Suite à l'exposition consacrée au sculpteur et à ses relations aux poètes à l'hiver 2023/2024 au musée, la petite-fille de l'artiste a souhaité donner 2 œuvres phares à la collection quimpéroise : une médaille à l'effigie de Max Jacob et un buste de Louise Hervieu.

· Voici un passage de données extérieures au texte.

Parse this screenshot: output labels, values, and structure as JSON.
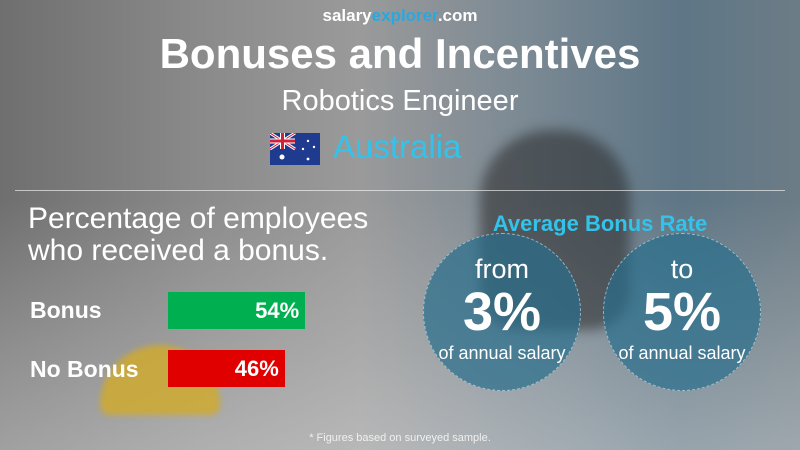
{
  "header": {
    "site_a": "salary",
    "site_b": "explorer",
    "site_c": ".com",
    "title": "Bonuses and Incentives",
    "job": "Robotics Engineer",
    "country": "Australia",
    "flag_icon": "australia-flag"
  },
  "question": {
    "line1": "Percentage of employees",
    "line2": "who received a bonus."
  },
  "chart_data": {
    "type": "bar",
    "orientation": "horizontal",
    "categories": [
      "Bonus",
      "No Bonus"
    ],
    "values": [
      54,
      46
    ],
    "value_labels": [
      "54%",
      "46%"
    ],
    "colors": [
      "#00b050",
      "#e00000"
    ],
    "xlim": [
      0,
      100
    ]
  },
  "average": {
    "title": "Average Bonus Rate",
    "from_word": "from",
    "from_value": "3%",
    "to_word": "to",
    "to_value": "5%",
    "unit": "of annual salary"
  },
  "footnote": "* Figures based on surveyed sample."
}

René Iché est un artiste engagé, remarquable représentant de la sculpture moderne de l'entre-deux-guerre. Il rentre d'abord profondément marqué de la Grande Guerre, éprouvé par la disparition d’Apollinaire rencontré durant une permission. Après-guerre, dans son sillage, il se mêle à l’effervescence créatrice de l’avant-garde parisienne et entretient un dialogue fécond avec les aînés des surréalistes, surtout Max Jacob. Puis il se lie avec les surréalistes en personne : André Breton, Paul Eluard, et Louis Aragon. Cette relation privilégiée aux poètes et gens de lettres l’a mené à créer des portraits, à la forme, aux échelles et aux fonctions diverses : bustes, médailles, masques, tombeaux, monuments. 

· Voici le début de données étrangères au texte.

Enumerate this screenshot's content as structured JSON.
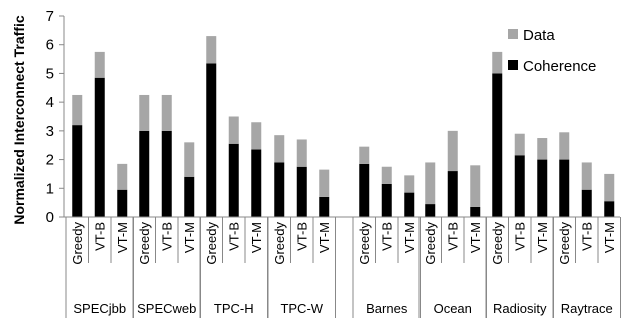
{
  "chart_data": {
    "type": "bar",
    "stacked": true,
    "ylabel": "Normalized Interconnect Traffic",
    "ylim": [
      0,
      7
    ],
    "yticks": [
      0,
      1,
      2,
      3,
      4,
      5,
      6,
      7
    ],
    "grid": false,
    "legend": {
      "placement": "top-right"
    },
    "colors": {
      "Coherence": "#000000",
      "Data": "#a6a6a6"
    },
    "groups": [
      "SPECjbb",
      "SPECweb",
      "TPC-H",
      "TPC-W",
      "Barnes",
      "Ocean",
      "Radiosity",
      "Raytrace"
    ],
    "bar_labels": [
      "Greedy",
      "VT-B",
      "VT-M"
    ],
    "series": [
      {
        "name": "Coherence",
        "values": [
          [
            3.2,
            4.85,
            0.95
          ],
          [
            3.0,
            3.0,
            1.4
          ],
          [
            5.35,
            2.55,
            2.35
          ],
          [
            1.9,
            1.75,
            0.7
          ],
          [
            1.85,
            1.15,
            0.85
          ],
          [
            0.45,
            1.6,
            0.35
          ],
          [
            5.0,
            2.15,
            2.0
          ],
          [
            2.0,
            0.95,
            0.55
          ]
        ]
      },
      {
        "name": "Data",
        "values": [
          [
            1.05,
            0.9,
            0.9
          ],
          [
            1.25,
            1.25,
            1.2
          ],
          [
            0.95,
            0.95,
            0.95
          ],
          [
            0.95,
            0.95,
            0.95
          ],
          [
            0.6,
            0.6,
            0.6
          ],
          [
            1.45,
            1.4,
            1.45
          ],
          [
            0.75,
            0.75,
            0.75
          ],
          [
            0.95,
            0.95,
            0.95
          ]
        ]
      }
    ]
  }
}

Les deux œuvres que sa petite-fille, Rose-Hélène Iché, offre au musée s’inscrivent dans ce registre mémoriel intime ou collectif.

La première est une médaille de Max Jacob qui vient compléter une série dont le musée possède déjà deux exemplaires, datés de 1947. Sa méthode de travail est connue car le sculpteur l’a narrée dans une lettre adressée à André Gide le 12 octobre 1950 : « Une seule séance d’une heure peut me suffire. Je modèle un peu de plastiline collée sur une plaque 9/12 que je tiens dans le creux de ma main, pendant que nous causons… C’est ainsi que j’ai fait la médaille de Max ». L’avers de la médaille de 1935 présente un profil épuré du poète, dans le style des médailles de la Renaissance italienne qu’Iché a découvertes lors de l’exposition consacrée à Pisanello en 1932. Le revers cumule quant à lui tous les symboles : une pile de livres évoque la carrière littéraire de Max Jacob, ses attributs du dandy (chapeau haut-de-forme et canne), tandis que le Sacré-Cœur et un calvaire breton renvoient à ses origines et à sa foi catholique, enfin l’étoile dans le ciel est un clin d’œil à son génie et à sa passion pour l’astrologie (évoquée aussi par le crabe symbole du cancer le signe astrologique du modèle). La légende de l’avers, « A Max Jacob… et sans laurier », est une allusion à la caricature du poète esquissée par Picasso en 1928 (dessin conservé au musée des Beaux-Arts d’Orléans. Cette version de 1935, d’abord fondue par Iché lui-même, fut ensuite éditée par Godart à Malakoff puis diffusée par souscription à compter de mai 1935 (100 exemplaires en bronze, 20 en argent). Iché la reprend en 1947 : il supprime alors l’allusion au dessin de Picasso et ajoute les dates de Max Jacob ainsi qu’un pot à pinceaux au revers afin d’évoquer l’activité de plasticien du poète. Cette médaille sera diffusée par la Monnaie de Paris à partir de 1949 puis elle sera reprise en plâtre, sous la forme d’un médaillon de 23 cm de diamètre, pour orner le tombeau du poète en 1950, plâtre conservé au musée des Beaux-Arts d’Orléans).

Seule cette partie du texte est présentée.